On January 12, 2016, a federal court in Utah refused to dismiss a bad faith claim brought by Federal Recovery Services against Travelers Property Casualty Company of America, despite finding that there was no duty to defend FRS under Travelers’ “CyberFirst Policy.” Travelers Property Casualty Company of America et al. v. Federal Recovery Services et al., Case No. 2:14-cv-00170. FRS sought a defense and indemnity for a lawsuit filed against it by Global Fitness Holdings, LLC, a fitness center operator. Global Fitness had alleged that FRS intentionally misused the credit card and bank account information of Global Fitness’ customers, which consequently interfered with FRS’s business dealings.
The court found that there was no coverage under the CyberFirst Policy because FRS’s alleged misconduct consisted only of willfulness and malice, which did not qualify as an “error, omission, or negligent act” for which the Policy provided coverage. However, the court found viable and refused to dismiss the question of whether Travelers breached the implied covenant of good faith and fair dealing by (1) inappropriately requiring Defendants to first receive suit papers before initiating a claim; and (2) failing to “diligently investigate, fairly evaluate, and promptly and reasonably communicate with FRA since the claim was initially tendered in December 2012.”
The decision underscores the importance of promptly investigating and responding to claims even where there is no coverage.
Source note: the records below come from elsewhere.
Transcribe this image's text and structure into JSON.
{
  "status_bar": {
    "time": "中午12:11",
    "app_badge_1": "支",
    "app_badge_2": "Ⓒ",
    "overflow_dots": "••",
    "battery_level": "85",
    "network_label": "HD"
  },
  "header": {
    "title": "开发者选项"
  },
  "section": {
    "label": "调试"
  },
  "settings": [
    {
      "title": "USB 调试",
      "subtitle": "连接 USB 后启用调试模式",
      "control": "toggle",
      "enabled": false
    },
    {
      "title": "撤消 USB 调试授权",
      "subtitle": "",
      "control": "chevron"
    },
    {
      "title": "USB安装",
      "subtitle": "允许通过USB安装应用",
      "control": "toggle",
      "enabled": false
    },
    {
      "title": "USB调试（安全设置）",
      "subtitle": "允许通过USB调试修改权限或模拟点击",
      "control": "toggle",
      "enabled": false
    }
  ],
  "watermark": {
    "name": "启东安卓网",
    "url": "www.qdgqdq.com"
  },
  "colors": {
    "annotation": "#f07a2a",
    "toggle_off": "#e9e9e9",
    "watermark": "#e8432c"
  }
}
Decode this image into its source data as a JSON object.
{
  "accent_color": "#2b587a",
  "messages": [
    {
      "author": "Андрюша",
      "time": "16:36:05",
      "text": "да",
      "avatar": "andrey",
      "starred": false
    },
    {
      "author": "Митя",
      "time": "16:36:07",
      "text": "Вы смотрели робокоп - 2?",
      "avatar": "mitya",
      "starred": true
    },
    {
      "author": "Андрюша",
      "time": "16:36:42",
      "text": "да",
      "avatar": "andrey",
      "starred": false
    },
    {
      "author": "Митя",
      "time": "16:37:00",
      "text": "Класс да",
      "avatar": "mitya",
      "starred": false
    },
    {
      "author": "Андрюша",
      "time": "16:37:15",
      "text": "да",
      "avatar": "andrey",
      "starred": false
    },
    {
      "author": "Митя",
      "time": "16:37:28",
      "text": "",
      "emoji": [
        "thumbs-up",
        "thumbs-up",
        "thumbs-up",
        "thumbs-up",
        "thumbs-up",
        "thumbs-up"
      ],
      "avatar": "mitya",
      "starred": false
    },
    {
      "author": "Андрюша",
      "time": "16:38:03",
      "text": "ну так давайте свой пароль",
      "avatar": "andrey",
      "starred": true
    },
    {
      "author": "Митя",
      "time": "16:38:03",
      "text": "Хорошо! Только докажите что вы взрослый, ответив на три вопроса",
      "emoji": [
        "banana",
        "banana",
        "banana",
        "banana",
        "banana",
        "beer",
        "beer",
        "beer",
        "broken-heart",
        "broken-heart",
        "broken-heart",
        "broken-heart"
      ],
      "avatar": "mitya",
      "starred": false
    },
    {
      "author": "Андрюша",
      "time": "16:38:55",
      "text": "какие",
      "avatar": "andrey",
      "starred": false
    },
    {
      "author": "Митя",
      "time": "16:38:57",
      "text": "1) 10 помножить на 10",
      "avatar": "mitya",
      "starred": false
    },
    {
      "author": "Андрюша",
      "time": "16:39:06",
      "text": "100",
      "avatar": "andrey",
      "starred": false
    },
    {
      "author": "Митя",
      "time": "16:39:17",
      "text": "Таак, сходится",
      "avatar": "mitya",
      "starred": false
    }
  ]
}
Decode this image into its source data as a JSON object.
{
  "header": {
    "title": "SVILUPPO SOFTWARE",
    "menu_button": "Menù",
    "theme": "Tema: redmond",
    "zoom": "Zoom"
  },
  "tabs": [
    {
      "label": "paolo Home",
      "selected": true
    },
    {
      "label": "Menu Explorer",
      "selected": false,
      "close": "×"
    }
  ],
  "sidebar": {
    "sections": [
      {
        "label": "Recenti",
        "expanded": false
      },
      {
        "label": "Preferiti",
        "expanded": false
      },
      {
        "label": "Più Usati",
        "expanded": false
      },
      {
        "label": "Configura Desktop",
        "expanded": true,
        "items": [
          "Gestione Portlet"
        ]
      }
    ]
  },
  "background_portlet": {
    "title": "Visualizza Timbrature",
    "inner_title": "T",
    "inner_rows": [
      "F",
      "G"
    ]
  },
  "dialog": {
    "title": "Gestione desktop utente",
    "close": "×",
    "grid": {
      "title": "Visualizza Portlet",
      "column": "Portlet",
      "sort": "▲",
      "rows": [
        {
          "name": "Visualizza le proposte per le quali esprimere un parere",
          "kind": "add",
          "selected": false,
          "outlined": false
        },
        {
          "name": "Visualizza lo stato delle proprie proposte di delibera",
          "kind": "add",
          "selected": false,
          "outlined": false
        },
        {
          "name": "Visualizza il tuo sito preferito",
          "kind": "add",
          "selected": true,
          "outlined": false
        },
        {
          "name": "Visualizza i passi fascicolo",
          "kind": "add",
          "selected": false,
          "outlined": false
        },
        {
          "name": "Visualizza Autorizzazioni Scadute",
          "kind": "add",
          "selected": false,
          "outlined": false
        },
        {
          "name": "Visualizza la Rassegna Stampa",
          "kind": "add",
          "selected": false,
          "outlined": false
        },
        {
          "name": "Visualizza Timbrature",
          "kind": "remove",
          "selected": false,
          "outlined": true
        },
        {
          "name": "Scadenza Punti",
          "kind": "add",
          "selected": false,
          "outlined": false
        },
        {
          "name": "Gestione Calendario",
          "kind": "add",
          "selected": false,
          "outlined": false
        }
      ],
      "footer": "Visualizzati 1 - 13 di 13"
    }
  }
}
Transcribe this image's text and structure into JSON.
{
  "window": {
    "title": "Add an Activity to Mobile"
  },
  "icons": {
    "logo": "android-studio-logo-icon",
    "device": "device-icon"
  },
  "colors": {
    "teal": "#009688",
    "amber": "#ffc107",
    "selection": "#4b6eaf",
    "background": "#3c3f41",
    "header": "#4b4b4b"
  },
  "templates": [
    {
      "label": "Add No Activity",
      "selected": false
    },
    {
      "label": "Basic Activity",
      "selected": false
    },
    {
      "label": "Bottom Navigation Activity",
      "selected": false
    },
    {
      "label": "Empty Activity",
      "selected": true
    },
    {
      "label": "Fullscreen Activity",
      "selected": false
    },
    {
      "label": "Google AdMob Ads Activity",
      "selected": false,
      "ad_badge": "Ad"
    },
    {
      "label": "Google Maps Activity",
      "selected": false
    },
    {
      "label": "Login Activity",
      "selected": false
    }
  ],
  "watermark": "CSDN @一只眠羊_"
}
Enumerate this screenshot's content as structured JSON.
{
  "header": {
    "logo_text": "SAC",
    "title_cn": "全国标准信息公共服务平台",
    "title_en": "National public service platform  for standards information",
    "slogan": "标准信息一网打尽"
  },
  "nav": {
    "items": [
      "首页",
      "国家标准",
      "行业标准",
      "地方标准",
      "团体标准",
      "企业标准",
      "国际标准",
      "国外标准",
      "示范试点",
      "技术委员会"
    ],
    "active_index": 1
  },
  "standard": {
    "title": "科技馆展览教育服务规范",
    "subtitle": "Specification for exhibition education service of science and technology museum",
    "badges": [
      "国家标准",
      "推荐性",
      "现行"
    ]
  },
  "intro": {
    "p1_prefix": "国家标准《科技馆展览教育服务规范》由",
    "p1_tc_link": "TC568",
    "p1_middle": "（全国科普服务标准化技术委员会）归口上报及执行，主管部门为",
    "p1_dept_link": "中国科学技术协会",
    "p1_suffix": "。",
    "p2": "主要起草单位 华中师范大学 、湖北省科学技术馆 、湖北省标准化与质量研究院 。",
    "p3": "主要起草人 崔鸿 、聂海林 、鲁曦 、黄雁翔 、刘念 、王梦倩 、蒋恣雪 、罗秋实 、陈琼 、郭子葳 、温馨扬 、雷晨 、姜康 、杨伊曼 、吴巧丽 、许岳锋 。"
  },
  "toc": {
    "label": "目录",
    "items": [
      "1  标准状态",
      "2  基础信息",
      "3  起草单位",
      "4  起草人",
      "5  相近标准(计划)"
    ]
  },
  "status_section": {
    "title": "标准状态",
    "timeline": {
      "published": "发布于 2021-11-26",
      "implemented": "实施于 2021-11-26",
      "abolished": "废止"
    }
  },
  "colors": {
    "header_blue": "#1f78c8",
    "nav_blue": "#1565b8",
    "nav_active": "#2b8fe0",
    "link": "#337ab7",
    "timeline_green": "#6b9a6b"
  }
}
This is particularly so in the context of personal data and cybersecurity, where significant harm can occur in a short amount of time following the data breach. As retailers and product manufacturers continue to make customer data critical to their operations, they will look to their insurers to provide coverage for their cyber risk profile. Travelers Property Casualty Company of America v. Federal Recovery Services illustrates a potential avenue of recovery even when that coverage is in doubt.